The question is, is there any cool software out there that can automate this process? Let’s do a 3-minute analysis.

The lifecycle of call data retention looks like this: First, data are collected from all sources, sanitized and ingested into a safe data repository. After a predefined data expiration period (say one year) information should be automatically expunged from the database (minus the records that under investigation). At any time, the system should produce information required by law enforcement authorities in a timely and accurate manner, without direct human manual intervention on data.  Data should be archived, protected (encrypted) and be immune to alteration of any kind.

What kind of software would do the job? Certainly not conventional relational databases. Importing a few gigabytes every day in your Oracle database will try your DBA insane and the database itself doing nothing more that updating indexes and taking up disk space, let alone the fact that you need an epic disk array to handle the load. What about using your Security Information Management application? Well, SIM can do a good job in finding in real time suspicious security events from your antivirus, IPS and firewall logs, but cannot handle the massive daily data volume and accumulated information. A distributed cloud database? Maybe, if you are Google or Amazon…
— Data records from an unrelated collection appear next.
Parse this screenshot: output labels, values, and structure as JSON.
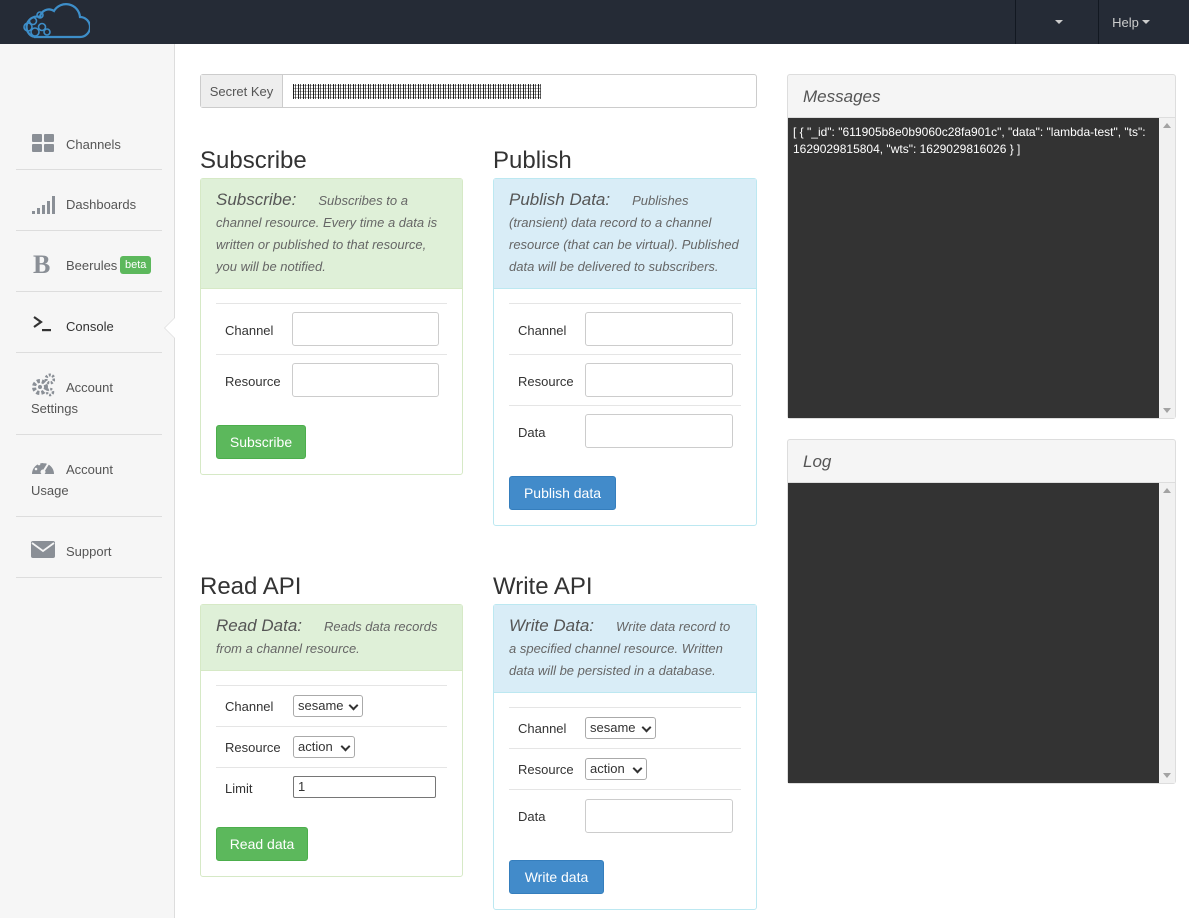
{
  "navbar": {
    "logo_icon": "cloud-logo-icon",
    "menu_dropdown_icon": "caret-down-icon",
    "help_label": "Help"
  },
  "sidebar": {
    "items": [
      {
        "label": "Channels",
        "icon": "grid-icon"
      },
      {
        "label": "Dashboards",
        "icon": "signal-bars-icon"
      },
      {
        "label": "Beerules",
        "icon": "bold-b-icon",
        "badge": "beta"
      },
      {
        "label": "Console",
        "icon": "terminal-icon",
        "active": true
      },
      {
        "label": "Account",
        "label2": "Settings",
        "icon": "gears-icon"
      },
      {
        "label": "Account",
        "label2": "Usage",
        "icon": "dashboard-gauge-icon"
      },
      {
        "label": "Support",
        "icon": "envelope-icon"
      }
    ]
  },
  "secret_key": {
    "label": "Secret Key"
  },
  "subscribe": {
    "section_title": "Subscribe",
    "head_title": "Subscribe:",
    "description": "Subscribes to a channel resource. Every time a data is written or published to that resource, you will be notified.",
    "channel_label": "Channel",
    "resource_label": "Resource",
    "button": "Subscribe"
  },
  "publish": {
    "section_title": "Publish",
    "head_title": "Publish Data:",
    "description": "Publishes (transient) data record to a channel resource (that can be virtual). Published data will be delivered to subscribers.",
    "channel_label": "Channel",
    "resource_label": "Resource",
    "data_label": "Data",
    "button": "Publish data"
  },
  "read_api": {
    "section_title": "Read API",
    "head_title": "Read Data:",
    "description": "Reads data records from a channel resource.",
    "channel_label": "Channel",
    "channel_value": "sesame",
    "resource_label": "Resource",
    "resource_value": "action",
    "limit_label": "Limit",
    "limit_value": "1",
    "button": "Read data"
  },
  "write_api": {
    "section_title": "Write API",
    "head_title": "Write Data:",
    "description": "Write data record to a specified channel resource. Written data will be persisted in a database.",
    "channel_label": "Channel",
    "channel_value": "sesame",
    "resource_label": "Resource",
    "resource_value": "action",
    "data_label": "Data",
    "button": "Write data"
  },
  "messages": {
    "title": "Messages",
    "content": "[ { \"_id\": \"611905b8e0b9060c28fa901c\", \"data\": \"lambda-test\", \"ts\": 1629029815804, \"wts\": 1629029816026 } ]"
  },
  "log": {
    "title": "Log",
    "content": ""
  },
  "colors": {
    "navbar": "#252b36",
    "success": "#5cb85c",
    "primary": "#428bca",
    "console_bg": "#333333"
  }
}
Actuyally, there is software that is built for this job. It all starts with the database. What we need here is a database that can support complex queries involving joins from a number of tables, that is very efficient with read-only transactions, can talk plain old SQL and can ingest tons of data in a flash. On top of this database, you need an application that can mediate and sanitize data, implement a query and data retrieval interface that leaves out human intervention and can produce reports tailored to the needs of state authorities. The end result is a compact system that utilizes low cost commodity storage (SATA drives) and a 2- or 4-way x86 server for data ingestion and retrieval, that is rated at ingesting ~30GB of data per day and at the same time satisfy all requirements for archiving, data encryption, compression and retrieval.